How to transfer data between AWS buckets

This is part of the Semicolon&Sons Code Diary - consisting of lessons learned on the job. You're in the AWS category.

Last Updated: 2024-04-24

The first mistake I made was not to consider keeping the region the same as previously. By default I's account made a Sao Paulo bucket, whereas Project BX previously had one in California. This ran the risk of breaking the old links, so I had to move the bucket region once I realized this.

I ran an s3 sync between a bucket under my control and I's one. Afterwards, in the s3 console of I, I was unable to make the individual bucket entries public. The error said permission denied, despite the objects being in his account!

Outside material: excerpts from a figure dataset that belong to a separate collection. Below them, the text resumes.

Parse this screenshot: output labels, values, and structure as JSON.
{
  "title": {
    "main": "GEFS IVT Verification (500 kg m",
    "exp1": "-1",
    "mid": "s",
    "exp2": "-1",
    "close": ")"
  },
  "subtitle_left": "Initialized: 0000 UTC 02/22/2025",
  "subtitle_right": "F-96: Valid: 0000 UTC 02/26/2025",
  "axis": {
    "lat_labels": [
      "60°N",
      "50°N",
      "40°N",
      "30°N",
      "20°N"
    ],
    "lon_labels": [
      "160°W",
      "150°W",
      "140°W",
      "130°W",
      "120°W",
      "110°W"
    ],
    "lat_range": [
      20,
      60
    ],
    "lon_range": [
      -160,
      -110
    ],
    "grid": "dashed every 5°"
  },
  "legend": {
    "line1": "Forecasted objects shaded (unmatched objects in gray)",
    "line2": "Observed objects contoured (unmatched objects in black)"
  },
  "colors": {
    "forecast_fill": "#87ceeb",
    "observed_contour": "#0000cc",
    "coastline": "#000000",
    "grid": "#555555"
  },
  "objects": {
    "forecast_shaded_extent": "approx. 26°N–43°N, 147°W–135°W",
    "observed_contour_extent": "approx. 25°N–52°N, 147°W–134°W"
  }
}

The issue was that the sync command had not given I's account full control as a grantee and had instead copied over my ACL:

aws s3api get-object-acl --bucket projectb2 --key missing.jpg
{
    "Owner": {
        "DisplayName": "jack.kinsella",
        "ID": "xxxxxxxxxxxxxxxxxxxxxxxxxxxxxxxxxxxxxxxxxxxxxxxxxxxxxxxxxxxxxxxx"
    },
    "Grants": [
        {
            "Grantee": {
                # Should be I's name here!
                "DisplayName": "jack.kinsella",
                "ID": "xyz",
                "Type": "CanonicalUser"
            },
            "Permission": "FULL_CONTROL"
        }
    ]

The following changed the grantee to I (I just put in his email address) for a single item.

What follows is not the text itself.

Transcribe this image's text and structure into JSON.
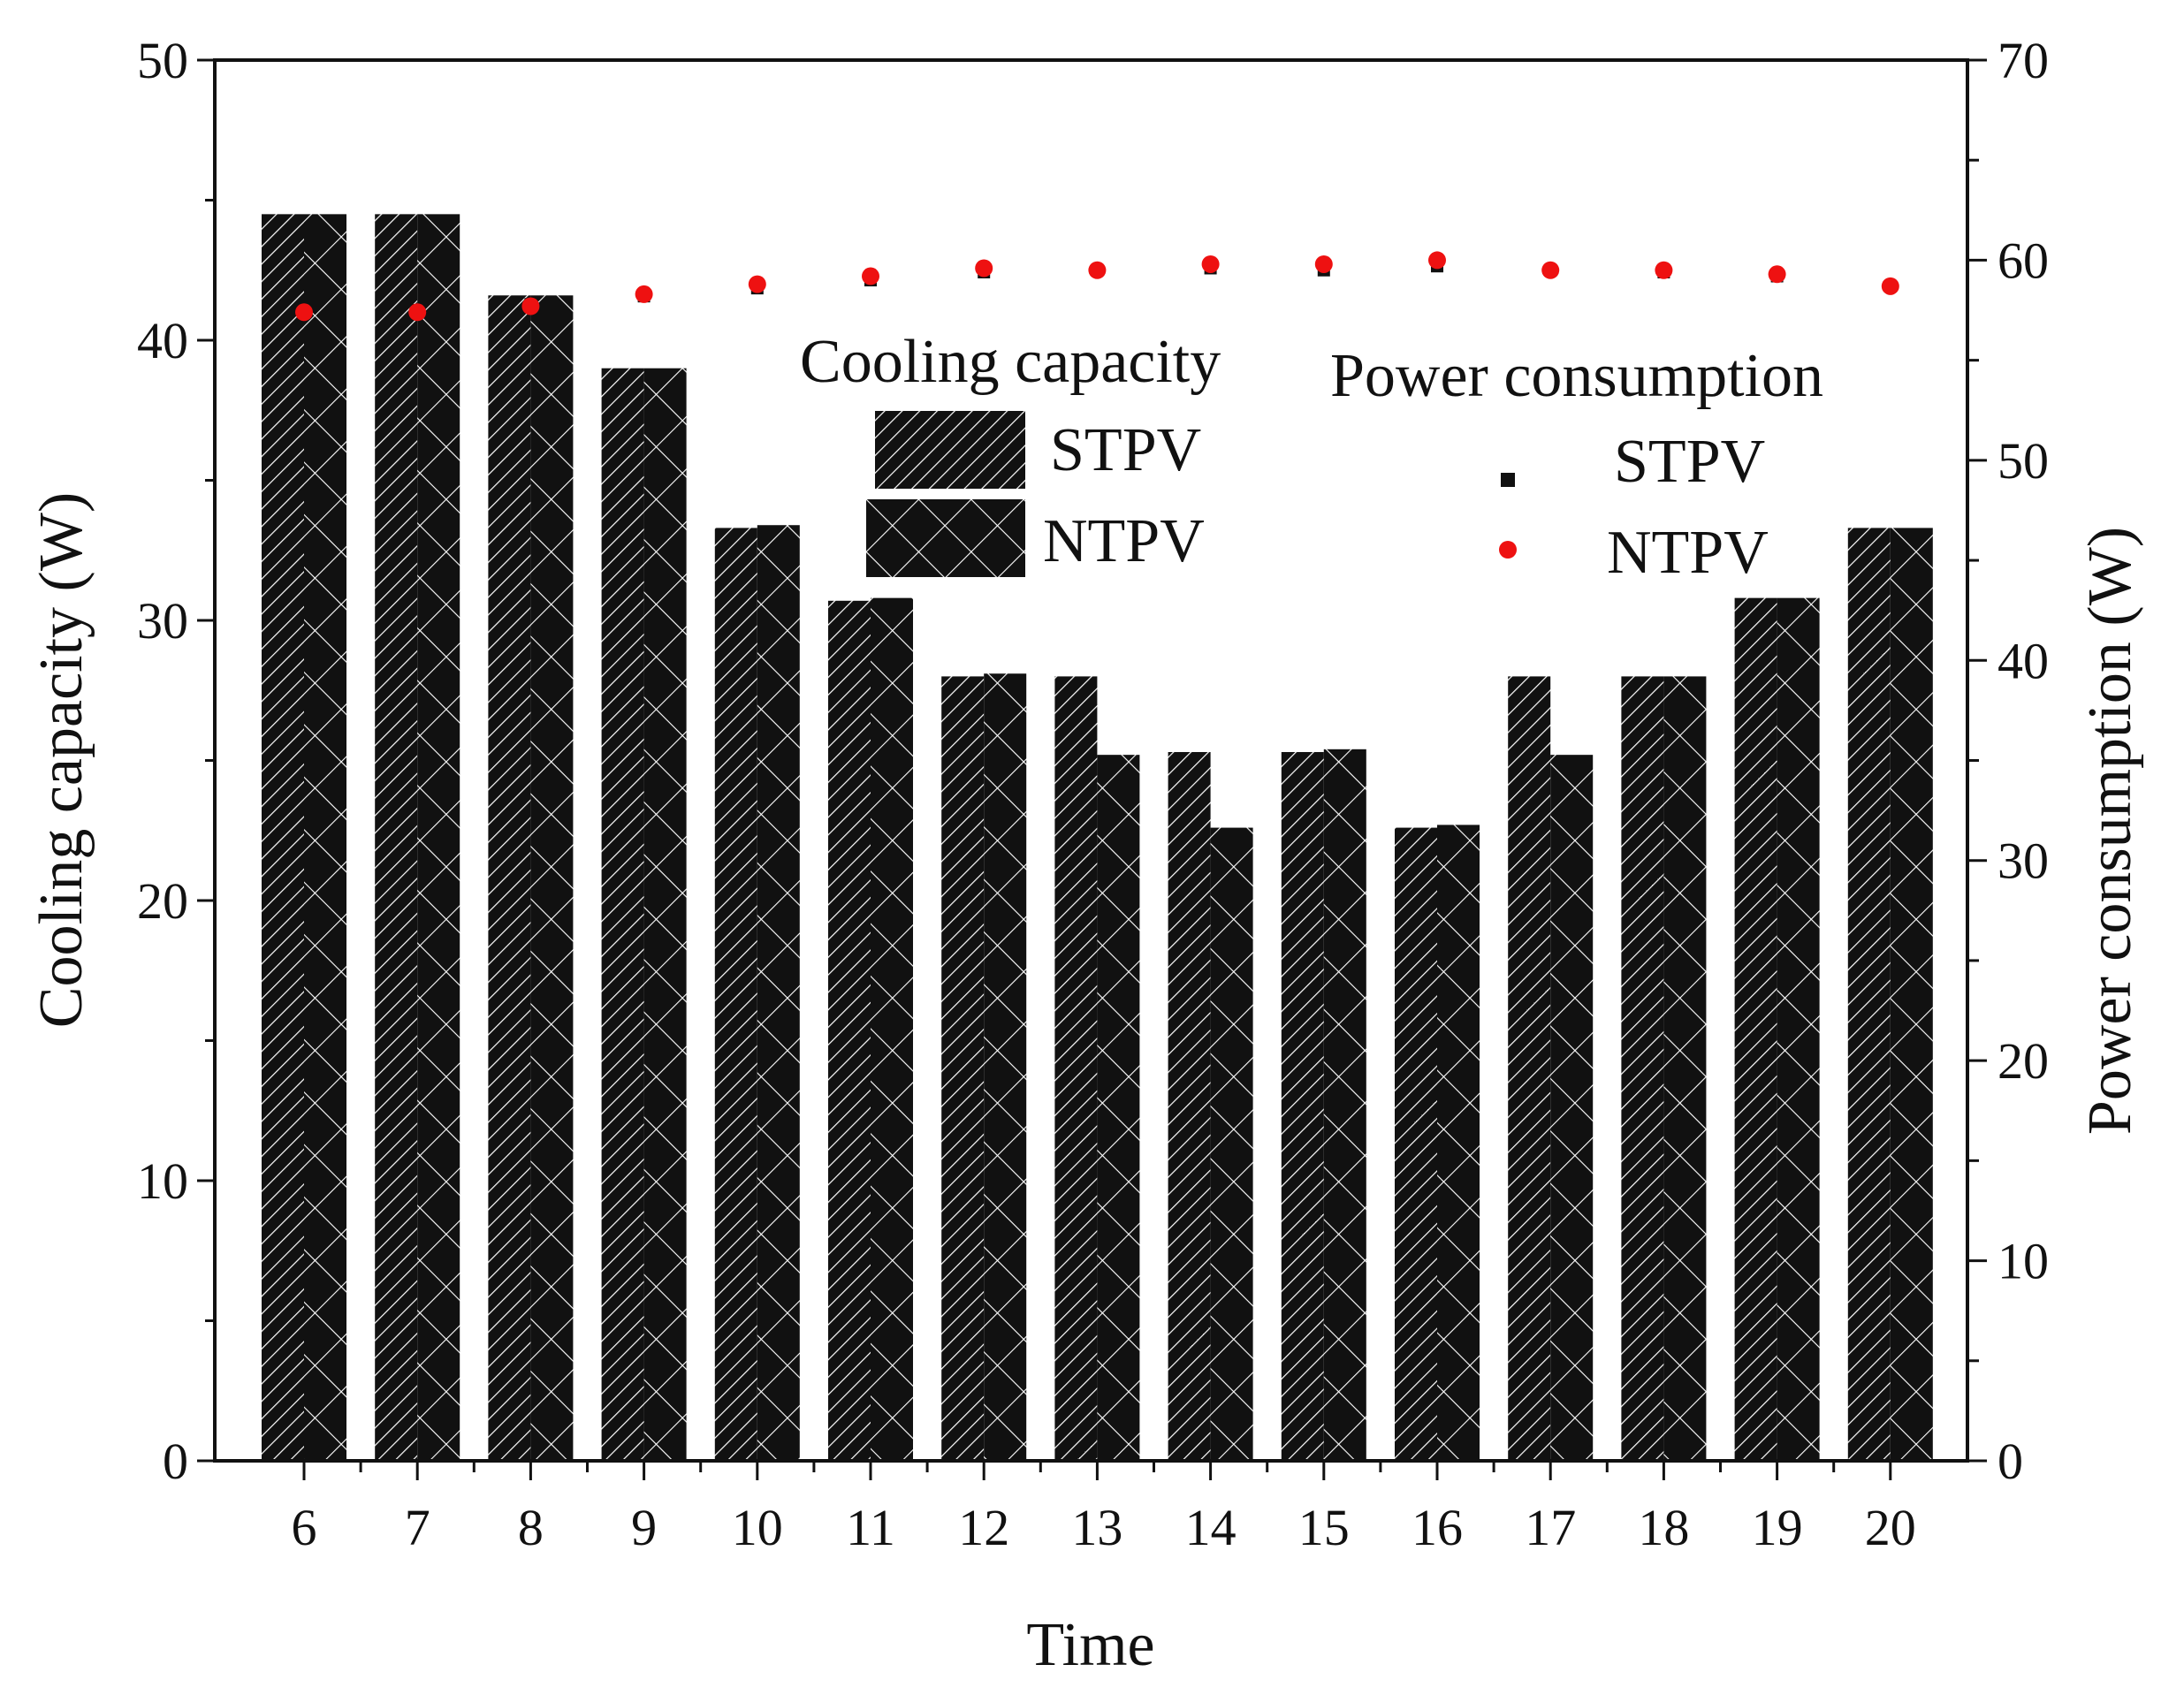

aws s3api put-object-acl --bucket projectb --key missing.jpg --grant-full-control 'emailaddress="isemailaddress@example.com"'

But that's just one entry. I now need to loop over all entities.

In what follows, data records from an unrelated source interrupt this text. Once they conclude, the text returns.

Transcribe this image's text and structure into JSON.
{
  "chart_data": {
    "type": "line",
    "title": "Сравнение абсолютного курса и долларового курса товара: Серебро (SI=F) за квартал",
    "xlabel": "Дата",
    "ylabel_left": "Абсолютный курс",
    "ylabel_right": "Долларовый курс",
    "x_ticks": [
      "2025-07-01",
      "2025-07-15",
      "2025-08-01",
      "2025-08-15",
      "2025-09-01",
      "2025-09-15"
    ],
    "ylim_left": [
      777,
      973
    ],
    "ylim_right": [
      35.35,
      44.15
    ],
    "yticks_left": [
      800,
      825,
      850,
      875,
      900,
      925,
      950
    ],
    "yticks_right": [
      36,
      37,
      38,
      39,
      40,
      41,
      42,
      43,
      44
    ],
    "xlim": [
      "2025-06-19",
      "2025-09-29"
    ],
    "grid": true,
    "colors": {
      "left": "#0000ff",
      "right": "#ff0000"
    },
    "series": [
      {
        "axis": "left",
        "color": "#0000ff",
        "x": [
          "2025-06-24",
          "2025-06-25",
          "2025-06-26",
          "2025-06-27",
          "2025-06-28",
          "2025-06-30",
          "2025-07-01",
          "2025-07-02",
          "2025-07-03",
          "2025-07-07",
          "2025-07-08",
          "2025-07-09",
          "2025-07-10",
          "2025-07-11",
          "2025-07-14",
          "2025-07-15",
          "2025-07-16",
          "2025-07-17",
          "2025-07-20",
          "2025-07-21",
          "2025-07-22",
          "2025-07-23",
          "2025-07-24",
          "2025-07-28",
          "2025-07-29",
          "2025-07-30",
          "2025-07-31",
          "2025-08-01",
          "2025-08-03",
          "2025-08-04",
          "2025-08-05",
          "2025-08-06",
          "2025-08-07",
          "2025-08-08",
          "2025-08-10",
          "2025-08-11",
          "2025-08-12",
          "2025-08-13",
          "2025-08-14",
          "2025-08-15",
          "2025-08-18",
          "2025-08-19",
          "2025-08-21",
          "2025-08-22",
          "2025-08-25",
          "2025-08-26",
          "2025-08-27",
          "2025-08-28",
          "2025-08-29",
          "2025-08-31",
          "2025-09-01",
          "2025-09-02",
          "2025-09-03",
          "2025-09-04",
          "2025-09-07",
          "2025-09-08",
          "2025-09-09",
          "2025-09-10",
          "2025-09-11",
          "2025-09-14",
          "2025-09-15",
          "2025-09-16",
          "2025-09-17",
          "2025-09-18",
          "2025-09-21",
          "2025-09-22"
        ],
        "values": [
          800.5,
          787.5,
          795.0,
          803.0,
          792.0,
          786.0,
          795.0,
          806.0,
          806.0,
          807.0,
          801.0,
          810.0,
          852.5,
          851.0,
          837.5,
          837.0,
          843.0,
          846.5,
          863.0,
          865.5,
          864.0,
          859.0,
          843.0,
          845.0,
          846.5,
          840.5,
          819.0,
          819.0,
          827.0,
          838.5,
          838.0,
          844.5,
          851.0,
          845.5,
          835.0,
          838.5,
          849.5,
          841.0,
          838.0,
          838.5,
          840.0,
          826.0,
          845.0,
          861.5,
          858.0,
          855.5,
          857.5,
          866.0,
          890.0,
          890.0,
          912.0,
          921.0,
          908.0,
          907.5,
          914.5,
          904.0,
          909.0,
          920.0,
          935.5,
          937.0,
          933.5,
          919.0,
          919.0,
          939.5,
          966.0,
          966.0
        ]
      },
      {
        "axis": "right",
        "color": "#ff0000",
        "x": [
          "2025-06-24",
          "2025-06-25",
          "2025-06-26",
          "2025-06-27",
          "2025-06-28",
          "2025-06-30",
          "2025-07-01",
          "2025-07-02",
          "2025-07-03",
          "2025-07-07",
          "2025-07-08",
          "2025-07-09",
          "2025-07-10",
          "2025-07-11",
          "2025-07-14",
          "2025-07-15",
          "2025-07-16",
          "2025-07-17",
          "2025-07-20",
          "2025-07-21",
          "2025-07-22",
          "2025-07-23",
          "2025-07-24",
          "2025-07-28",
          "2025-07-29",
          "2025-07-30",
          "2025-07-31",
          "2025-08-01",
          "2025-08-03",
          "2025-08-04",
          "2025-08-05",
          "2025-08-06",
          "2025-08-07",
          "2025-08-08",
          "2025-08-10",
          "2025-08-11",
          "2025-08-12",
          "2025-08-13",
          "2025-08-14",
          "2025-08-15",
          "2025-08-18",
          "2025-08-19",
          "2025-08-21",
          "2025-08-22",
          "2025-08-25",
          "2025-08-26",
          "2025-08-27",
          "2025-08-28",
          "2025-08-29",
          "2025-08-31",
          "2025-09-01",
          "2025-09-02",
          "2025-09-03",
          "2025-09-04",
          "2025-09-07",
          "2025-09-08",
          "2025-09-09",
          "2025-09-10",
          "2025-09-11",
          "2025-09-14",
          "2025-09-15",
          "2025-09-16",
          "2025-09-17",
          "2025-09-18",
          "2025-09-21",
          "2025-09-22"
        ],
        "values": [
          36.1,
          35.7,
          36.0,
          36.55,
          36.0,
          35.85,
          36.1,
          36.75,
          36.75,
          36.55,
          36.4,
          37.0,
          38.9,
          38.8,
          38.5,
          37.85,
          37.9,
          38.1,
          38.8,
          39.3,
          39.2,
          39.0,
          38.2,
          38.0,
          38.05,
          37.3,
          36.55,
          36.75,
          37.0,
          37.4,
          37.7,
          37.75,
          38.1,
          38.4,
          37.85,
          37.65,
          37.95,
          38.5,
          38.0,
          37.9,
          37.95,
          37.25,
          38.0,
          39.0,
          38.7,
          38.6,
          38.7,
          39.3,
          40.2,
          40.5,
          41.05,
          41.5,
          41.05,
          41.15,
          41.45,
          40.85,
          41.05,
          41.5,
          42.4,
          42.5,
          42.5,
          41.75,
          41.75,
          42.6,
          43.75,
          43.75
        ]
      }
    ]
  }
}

To start, the following command lists all the key names inside a bucket and places them in a file:

aws s3api list-objects --bucket projectb2 --output text --query Contents[].[Key] > s3-keys.txt

If your bucket is huge, you might want to test on a subfolder of your bucket using --prefix:

aws s3api list-objects --bucket projectb2 --output text --query Contents[].[Key] --prefix magazine_covers

Finally, here is how to loop through the works on the command line:

while IFS= read -r key; do
  aws s3api put-object-acl --bucket projectb2 --key $key --grant-full-control 'emailaddress="isemailaddress@example.com"'
done < s3-keys.txt

Unfortunately, this process was taking hours due to network roundtime issues. So I rewrote to parallelize:

N=50
while IFS= read -r key; do
  echo "Processing: $key"
  ((i=i%N)); ((i++==0)) && wait
  aws s3api put-object-acl --bucket projectb2 --key "$key" --grant-full-control 'emailaddress="isemailaddress@example.com"' &
  echo "Done\n"
done < s3-keys.txt

Ultimately this also proved too slow so I did the whole again from scratch using sync, which somehow was much faster:

 aws s3 sync s3://projectb s3://projectb2 --grants 'full=emailaddress=isemailaddress@examples.com'